The interesting number in LinqAlpha's Series A is not the $22 million, it is the client list underneath it. Bloomberg reported that the New York-headquartered startup, founded by former Goldman Sachs analysts and MIT computer science PhDs, closed the round anchored by AVP, Atinum Investment, and GFT Ventures. A company announcement says the platform now serves more than 70 financial institutions across the U.S., Europe, and Asia, whose buy-side clients collectively manage over $5 trillion in assets. Named names in that group include Causeway Capital Management and Schonfeld Strategic Advisors.

What LinqAlpha actually sells, according to the announcement, is specialized AI agents that learn each user's unique investment framework and get pointed at equities, macro, credit, and multi-asset strategies. Co-founder and Co-CEO Hojun Choi frames the pitch cleanly: the first wave of AI in finance made analysts faster, and the next wave, in his phrasing, changes what they can know. Manish Agarwal, a General Partner at AVP, describes the bet as building systems that help institutional investors discover differentiated insights in public markets that reward speed, context, and proprietary judgment, rather than another retrieval or automation tool.

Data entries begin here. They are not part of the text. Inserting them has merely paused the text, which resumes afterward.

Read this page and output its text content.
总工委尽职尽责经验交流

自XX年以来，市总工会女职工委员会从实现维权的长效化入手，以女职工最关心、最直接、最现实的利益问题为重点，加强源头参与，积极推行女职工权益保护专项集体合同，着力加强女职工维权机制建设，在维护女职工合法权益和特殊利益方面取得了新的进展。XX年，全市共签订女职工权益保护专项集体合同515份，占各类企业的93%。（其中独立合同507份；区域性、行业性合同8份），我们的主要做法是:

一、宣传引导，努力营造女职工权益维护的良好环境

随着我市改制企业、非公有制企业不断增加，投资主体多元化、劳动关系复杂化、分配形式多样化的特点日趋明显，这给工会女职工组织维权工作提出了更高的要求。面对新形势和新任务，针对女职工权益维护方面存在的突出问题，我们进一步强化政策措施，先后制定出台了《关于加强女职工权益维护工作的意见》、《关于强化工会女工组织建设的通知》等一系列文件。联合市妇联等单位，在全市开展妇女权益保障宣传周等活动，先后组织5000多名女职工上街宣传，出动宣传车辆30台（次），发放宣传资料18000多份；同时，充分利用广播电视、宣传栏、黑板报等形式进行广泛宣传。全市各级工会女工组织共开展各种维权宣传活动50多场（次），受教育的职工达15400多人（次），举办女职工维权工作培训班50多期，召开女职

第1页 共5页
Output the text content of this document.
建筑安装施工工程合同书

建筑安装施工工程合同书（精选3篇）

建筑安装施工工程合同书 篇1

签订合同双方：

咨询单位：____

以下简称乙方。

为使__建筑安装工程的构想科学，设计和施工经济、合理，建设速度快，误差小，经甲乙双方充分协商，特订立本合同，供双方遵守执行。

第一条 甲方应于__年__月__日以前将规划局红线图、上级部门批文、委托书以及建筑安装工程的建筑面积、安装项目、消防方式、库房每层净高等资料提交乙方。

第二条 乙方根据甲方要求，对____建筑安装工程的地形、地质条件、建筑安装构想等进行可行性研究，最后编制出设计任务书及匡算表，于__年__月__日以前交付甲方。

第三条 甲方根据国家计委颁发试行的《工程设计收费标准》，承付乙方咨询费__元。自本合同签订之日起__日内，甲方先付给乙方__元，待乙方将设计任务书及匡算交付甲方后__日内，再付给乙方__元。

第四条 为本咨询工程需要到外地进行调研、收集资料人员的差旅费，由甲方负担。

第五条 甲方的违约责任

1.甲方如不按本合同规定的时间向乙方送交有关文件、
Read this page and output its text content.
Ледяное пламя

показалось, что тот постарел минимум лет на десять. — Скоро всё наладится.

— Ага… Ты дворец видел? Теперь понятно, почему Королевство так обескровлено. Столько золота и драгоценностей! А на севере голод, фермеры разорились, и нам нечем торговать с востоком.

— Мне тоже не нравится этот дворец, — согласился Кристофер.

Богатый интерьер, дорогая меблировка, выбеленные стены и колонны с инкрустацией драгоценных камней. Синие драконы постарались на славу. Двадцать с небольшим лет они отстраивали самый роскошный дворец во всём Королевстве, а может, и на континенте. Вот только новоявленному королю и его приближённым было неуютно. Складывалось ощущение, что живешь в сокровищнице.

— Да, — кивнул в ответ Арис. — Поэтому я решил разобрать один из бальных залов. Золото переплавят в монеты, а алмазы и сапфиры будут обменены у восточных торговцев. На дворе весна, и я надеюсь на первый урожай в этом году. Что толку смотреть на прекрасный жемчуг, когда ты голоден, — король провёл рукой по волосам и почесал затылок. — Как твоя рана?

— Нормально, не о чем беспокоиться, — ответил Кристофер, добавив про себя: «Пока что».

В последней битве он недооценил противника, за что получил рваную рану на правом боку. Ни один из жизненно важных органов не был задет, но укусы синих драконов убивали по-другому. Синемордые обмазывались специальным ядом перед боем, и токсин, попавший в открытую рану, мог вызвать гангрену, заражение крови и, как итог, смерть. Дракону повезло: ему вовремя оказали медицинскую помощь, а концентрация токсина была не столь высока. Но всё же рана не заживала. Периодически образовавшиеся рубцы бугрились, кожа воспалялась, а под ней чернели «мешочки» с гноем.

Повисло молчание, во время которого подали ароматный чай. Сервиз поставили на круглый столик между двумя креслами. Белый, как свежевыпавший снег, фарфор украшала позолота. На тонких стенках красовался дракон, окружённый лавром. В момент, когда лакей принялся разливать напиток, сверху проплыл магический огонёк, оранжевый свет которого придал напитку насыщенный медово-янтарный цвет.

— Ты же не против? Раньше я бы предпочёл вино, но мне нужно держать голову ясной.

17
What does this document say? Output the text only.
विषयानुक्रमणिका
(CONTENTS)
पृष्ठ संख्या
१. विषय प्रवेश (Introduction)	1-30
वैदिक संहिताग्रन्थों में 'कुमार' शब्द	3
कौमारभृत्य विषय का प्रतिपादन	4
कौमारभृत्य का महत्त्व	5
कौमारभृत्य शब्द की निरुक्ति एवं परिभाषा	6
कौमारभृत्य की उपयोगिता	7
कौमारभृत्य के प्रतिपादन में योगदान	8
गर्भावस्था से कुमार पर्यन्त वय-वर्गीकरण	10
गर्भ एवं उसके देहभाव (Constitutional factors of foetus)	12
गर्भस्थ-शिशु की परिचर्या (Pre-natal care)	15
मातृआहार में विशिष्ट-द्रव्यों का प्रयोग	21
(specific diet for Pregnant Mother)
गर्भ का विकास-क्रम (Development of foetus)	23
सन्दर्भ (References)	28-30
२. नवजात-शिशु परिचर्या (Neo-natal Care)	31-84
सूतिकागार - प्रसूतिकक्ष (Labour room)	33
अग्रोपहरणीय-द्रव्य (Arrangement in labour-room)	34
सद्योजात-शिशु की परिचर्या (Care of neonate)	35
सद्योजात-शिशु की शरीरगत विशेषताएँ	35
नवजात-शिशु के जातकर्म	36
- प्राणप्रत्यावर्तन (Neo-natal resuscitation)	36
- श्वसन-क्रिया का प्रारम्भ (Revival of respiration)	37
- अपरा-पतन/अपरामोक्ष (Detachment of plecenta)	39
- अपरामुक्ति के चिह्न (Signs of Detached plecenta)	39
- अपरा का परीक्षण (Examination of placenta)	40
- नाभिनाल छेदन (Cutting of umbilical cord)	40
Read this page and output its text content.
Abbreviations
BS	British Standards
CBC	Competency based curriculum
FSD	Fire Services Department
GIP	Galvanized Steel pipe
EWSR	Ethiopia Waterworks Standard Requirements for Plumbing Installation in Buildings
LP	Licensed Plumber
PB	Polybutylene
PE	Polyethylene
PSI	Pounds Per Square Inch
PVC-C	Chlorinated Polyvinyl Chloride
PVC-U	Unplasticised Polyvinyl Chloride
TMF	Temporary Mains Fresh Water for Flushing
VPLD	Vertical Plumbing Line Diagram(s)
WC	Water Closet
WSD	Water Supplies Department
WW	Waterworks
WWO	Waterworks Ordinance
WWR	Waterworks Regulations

The shape of the customer list is why a practitioner should care. Getting into multi-strategy funds and long-only shops with real AUM at the pilot stage is one thing; getting them to route production research through an agent platform is a more consequential thing. If those relationships graduate, the tired 'AI for finance' pattern starts to look less like copilots and more like actual workflow displacement.

The honest caveat is that this is a modest Series A in a category with much heavier incumbents. TechFundingNews notes AlphaSense has raised about $1.74 billion and Rogo around $310 million, so LinqAlpha is bringing agents and a differentiated pitch into a field where distribution is already expensive. Take the specifics as reported, not settled: the coverage does not disclose post-money valuation, revenue, ARR, pricing, or which underlying models power the agents.

The forward-looking piece is geography. The syndicate leans hard into Asia, with SBI in Japan and Samsung Securities, Mirae Asset, Shinhan, and Hana in South Korea on the cap table, which suggests the next stretch is about landing Korean and Japanese institutional accounts rather than fighting AlphaSense head-on in New York.